Un estudio oficial anticipó el derrumbe en el cerro Hermitte

NewsITe
Un informe técnico del Servicio Geológico Minero Argentino (SEGEMAR), elaborado en 2002, ya advertía con claridad sobre la alta peligrosidad geológica del Barrio Sismográfica en Comodoro Rivadavia, donde el último fin de semana se produjo el derrumbe parcial del cerro Hermitte. El episodio derivó en evacuaciones masivas, amplios operativos de emergencia y la declaración de la emergencia geológica y urbanística por parte del Concejo Deliberante local.
El documento, titulado “Estudio de Peligrosidad Geológica en el Barrio Sismográfica” y elaborado por la Dirección de Geología Ambiental y Aplicada del Instituto de Geología y Recursos Minerales del SEGEMAR, señalaba tres líneas de acción prioritarias para las autoridades: el manejo de los materiales removidos naturalmente, el monitoreo de los movimientos de ladera y el trabajo informativo con los vecinos para que comprendieran el riesgo al que estaban expuestos.
Según el informe, el principal problema radicaba en que el barrio se expandía sobre depósitos de antiguos deslizamientos, con materiales muy inestables y con abundantes cavidades subterráneas generadas por procesos de erosión hídrica. Los especialistas advirtieron que, bajo una urbanización intensa, esa condición podía derivar en hundimientos del terreno, roturas de viviendas, daños en ductos y afectación general del tendido de servicios básicos.
Recomendaciones ignoradas y expansión urbana sobre terreno inestable
Los técnicos del SEGEMAR fueron tajantes al señalar que no podía descartarse la reiteración de movimientos de ladera. En ese marco, recomendaron al municipio implementar una red de monitoreo permanente, en caso de que se permitiera la continuidad del crecimiento urbano en la zona. También pusieron el foco en la necesidad de instruir a los habitantes acerca de la naturaleza del suelo sobre el que construían sus casas, con el objetivo de que tomaran verdadera conciencia de la peligrosidad.

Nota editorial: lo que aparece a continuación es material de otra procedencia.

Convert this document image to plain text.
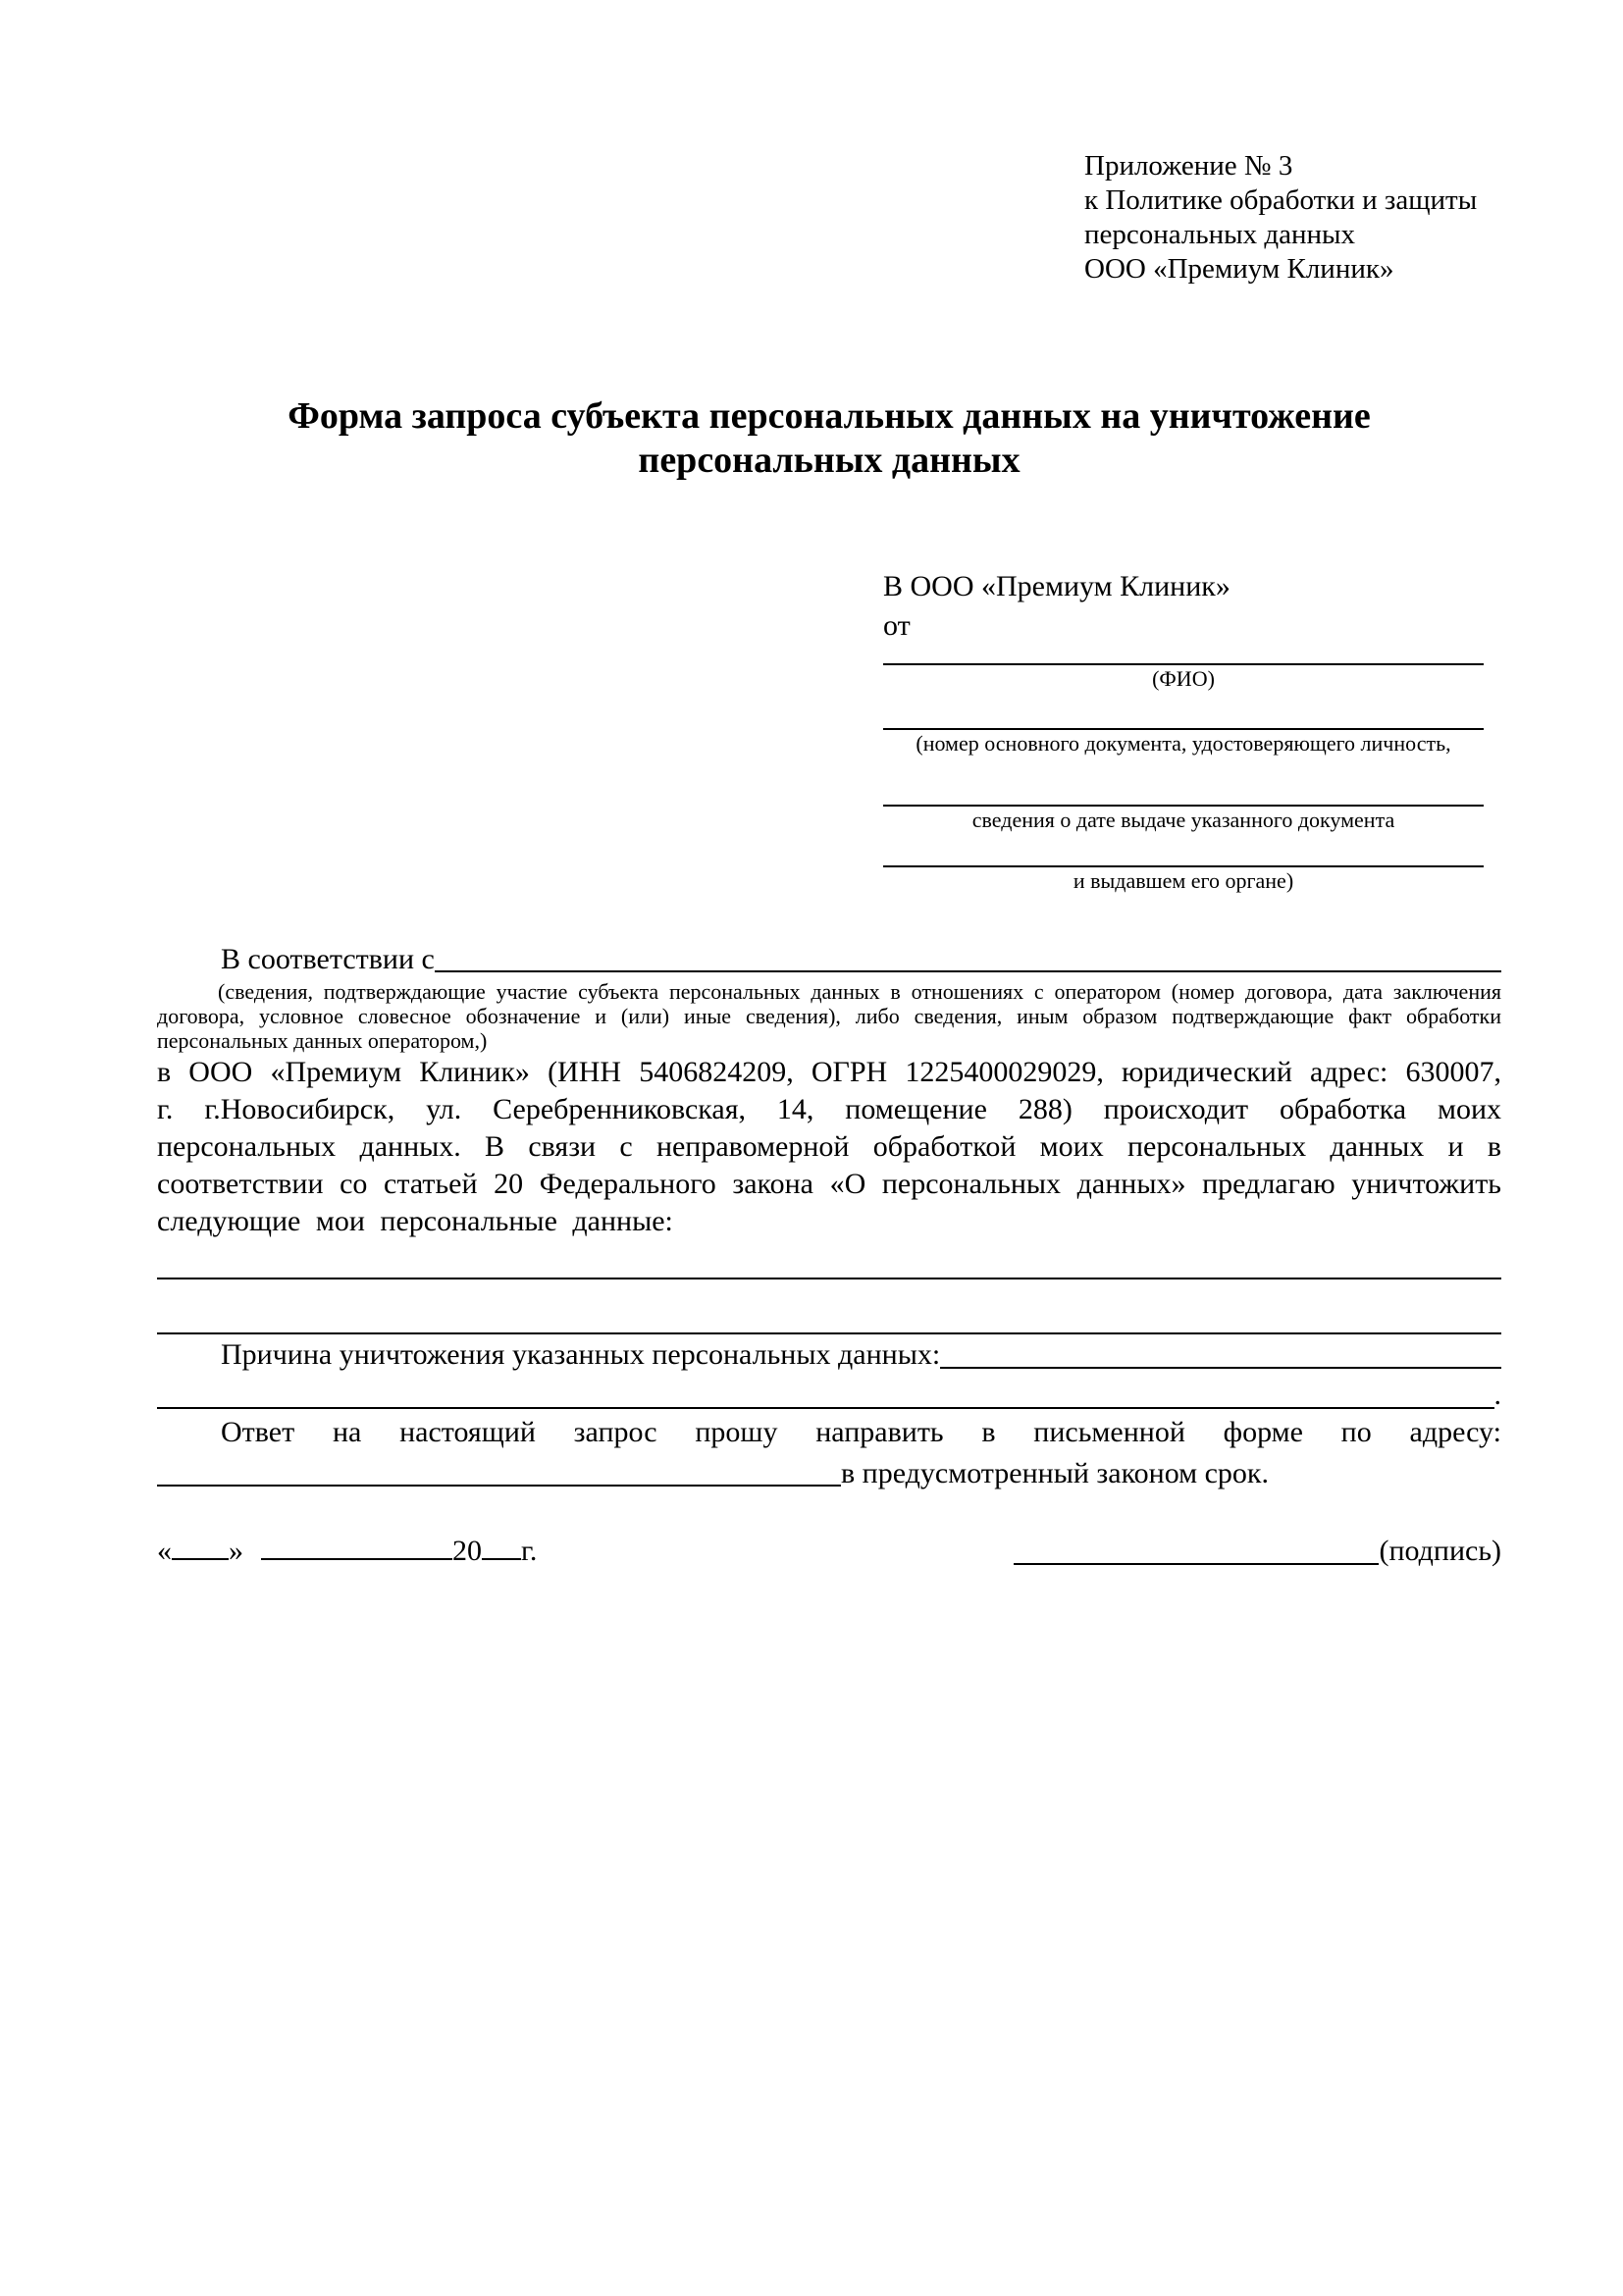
Приложение № 3
к Политике обработки и защиты
персональных данных
ООО «Премиум Клиник»
Форма запроса субъекта персональных данных на уничтожение
персональных данных
В ООО «Премиум Клиник»
от
(ФИО)
(номер основного документа, удостоверяющего личность,
сведения о дате выдаче указанного документа
и выдавшем его органе)
В соответствии с
(сведения, подтверждающие участие субъекта персональных данных в отношениях с оператором (номер договора, дата заключения договора, условное словесное обозначение и (или) иные сведения), либо сведения, иным образом подтверждающие факт обработки персональных данных оператором,)
в ООО «Премиум Клиник» (ИНН 5406824209, ОГРН 1225400029029, юридический адрес: 630007, г. г.Новосибирск, ул. Серебренниковская, 14, помещение 288) происходит обработка моих персональных данных. В связи с неправомерной обработкой моих персональных данных и в соответствии со статьей 20 Федерального закона «О персональных данных» предлагаю уничтожить следующие мои персональные данные:
Причина уничтожения указанных персональных данных:
.
Ответ на настоящий запрос прошу направить в письменной форме по адресу:
в предусмотренный законом срок.
« »	20 г.	(подпись)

El informe detalló una serie de restricciones concretas que debían ser tenidas en cuenta por las autoridades para reducir el riesgo. Entre ellas, se incluía evitar el tendido de cañerías subterráneas, limitar al máximo el riego, impedir nuevos movimientos de suelo y prohibir la expansión del barrio sobre la ladera y su área de influencia. Asimismo, desaconsejaba construcciones adicionales sobre estructuras ya existentes y cualquier tipo de perforaciones o extracciones de fluidos o materiales.
- Evitar cañerías subterráneas y optar por tendidos subaéreos o en zanjas enrejadas.
- Restringir al máximo el riego y no crear nuevas zonas que lo requieran.
- No realizar movimientos de terreno ni expandir el barrio sobre la ladera.
- Prohibir nuevas construcciones sobre lo ya edificado y no efectuar perforaciones.
- Crear una comisión de control y alarma entre los vecinos para reportar signos de inestabilidad.
“Si continúa al mismo ritmo el crecimiento del barrio, la presión sobre el material deslizado cada vez va a ser mayor, aumentando la posibilidad de daños sobre la infraestructura y las personas”, advirtió el informe del SEGEMAR en 2002.
El organismo también sugería instalar un sistema de alarma eficaz para minimizar el impacto de eventuales movimientos. Sin embargo, con el correr de los años el barrio siguió expandiéndose sobre un terreno que ya había sido calificado como de alta peligrosidad. El reciente derrumbe del cerro Hermitte y las centenas de personas evacuadas reponen en la agenda pública aquellas advertencias técnicas que, dos décadas después, se revelan tristemente premonitorias.
Ante este escenario, la declaración de la emergencia geológica y urbanística por 90 días busca ahora habilitar medidas urgentes para mitigar los riesgos de nuevos desprendimientos y proteger tanto a la población como a la infraestructura crítica de Comodoro Rivadavia.